Fitness and health expert Bob Harper will try anything to get in a sweat session during quarantine. And by anything, he means anything. Spending some time in his sauna blanket? Check. Old-school step aerobics? Check. Army-style bootcamp sessions? Check. You name it, he's probably tried it.
And for Harper, that's what working out and staying fit is all about right now — finding a new, exciting, and healthy way to sweat every day. And usually, that involves trying new things to make what can often be the mundane act of working out at home fun and engaging. And while this new mindset has certainly lead to a few less-than-well-known exercise routines, it's also changed Harper's perspective on at-home workouts.
"I used to think before COVID-19 that workouts needed to be structured in the gym for the full effect," Harper tells Woman's Day. "Now I really believe that the health and fitness industry is going to change because people have gotten so creative in their homes with different ways to do it. The simple can work if you let it."

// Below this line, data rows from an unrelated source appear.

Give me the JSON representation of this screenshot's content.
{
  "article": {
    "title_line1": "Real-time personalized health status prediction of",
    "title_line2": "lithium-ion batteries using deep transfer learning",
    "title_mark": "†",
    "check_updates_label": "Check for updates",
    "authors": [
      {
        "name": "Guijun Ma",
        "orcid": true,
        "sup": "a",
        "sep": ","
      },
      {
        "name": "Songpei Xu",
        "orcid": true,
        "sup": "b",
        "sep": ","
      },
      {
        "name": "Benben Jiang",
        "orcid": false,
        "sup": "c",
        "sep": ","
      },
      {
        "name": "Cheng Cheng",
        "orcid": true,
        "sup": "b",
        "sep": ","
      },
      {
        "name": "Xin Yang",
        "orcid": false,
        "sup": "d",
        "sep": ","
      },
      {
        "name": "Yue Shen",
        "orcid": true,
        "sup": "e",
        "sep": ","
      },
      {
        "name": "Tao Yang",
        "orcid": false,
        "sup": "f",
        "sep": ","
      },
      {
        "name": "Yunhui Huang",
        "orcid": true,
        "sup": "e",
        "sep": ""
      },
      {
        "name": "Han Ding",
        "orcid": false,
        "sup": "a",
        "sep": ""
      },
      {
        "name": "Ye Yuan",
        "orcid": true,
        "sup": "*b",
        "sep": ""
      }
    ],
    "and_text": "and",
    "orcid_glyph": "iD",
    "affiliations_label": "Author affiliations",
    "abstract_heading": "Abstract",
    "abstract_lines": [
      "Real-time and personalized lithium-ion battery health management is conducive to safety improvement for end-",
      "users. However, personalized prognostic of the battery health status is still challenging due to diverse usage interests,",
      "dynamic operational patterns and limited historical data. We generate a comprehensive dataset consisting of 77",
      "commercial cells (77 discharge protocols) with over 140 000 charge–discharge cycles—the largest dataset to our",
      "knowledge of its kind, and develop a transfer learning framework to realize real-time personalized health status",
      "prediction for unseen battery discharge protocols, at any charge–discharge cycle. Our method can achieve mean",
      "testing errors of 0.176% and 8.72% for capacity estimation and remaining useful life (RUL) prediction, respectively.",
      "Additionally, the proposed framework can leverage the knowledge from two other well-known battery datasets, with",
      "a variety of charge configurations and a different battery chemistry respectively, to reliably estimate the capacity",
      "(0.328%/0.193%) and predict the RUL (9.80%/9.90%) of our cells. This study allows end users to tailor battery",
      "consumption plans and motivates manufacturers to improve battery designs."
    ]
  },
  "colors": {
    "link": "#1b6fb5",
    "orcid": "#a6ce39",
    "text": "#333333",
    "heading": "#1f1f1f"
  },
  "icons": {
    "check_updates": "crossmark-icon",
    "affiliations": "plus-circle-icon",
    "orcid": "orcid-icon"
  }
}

A post shared by Bob Harper (@bobharper) on Jul 9, 2020 at 11:47am PDT
When it comes to working out, "simple" can mean anything that efficiently and effectively elevates your heart rate. Harper finds a way to get his heart pumping by setting up a stopwatch and letting it run for 30 minutes or an hour, then making sure he's moving his body around for that specific amount of time. "Even if it's just dancing around to a YouTube dance video, I'll do that because those things do matter," he says.
Of course, if you're struggling to get motivated to take the time to exercise in the midst of this ongoing global pandemic, you're far from alone. A survey of 2,000 Americans found that 65% of them are "taking a break" from their fitness routines during quarantine. And since another 45% of Americans say COVID-19 has negatively impacted their mental health, and millions of Americans are filing for unemployment, are worried about their continued ability to work safely and provide for their families, and facing even more uncertainty as they look towards the fall and winter months, feeling less than enthused about working out is understandable... to say the least.
Harper acknowledges the struggle many Americans are facing, but says that overcoming that struggle is all about committing to yourself. "I think it gets to the point of deciding what you need to do to take care of yourself and better yourself, and it comes from a place of I’m worth it enough to take this time out of 24 hours to think about what is best for me," he says. "You’ve gotta get yourself in that mindset of I’m worth it, I can do anything I put my mind to, and right now I'm gonna put my mind to taking care of myself physically. You’ve gotta have these kinds of conversations with yourself." And since studies have shown that establishing a consistent and sustainable exercise routine can improve a person's mental health by reducing depression, anxiety, and negative moods while improving self-esteem and cognitive function, talking yourself into moving your body for even just 30 minutes can be both physically and mentally beneficial.
So take a page out of Harper's book, turn that YouTube playlist on, and get to shakin'!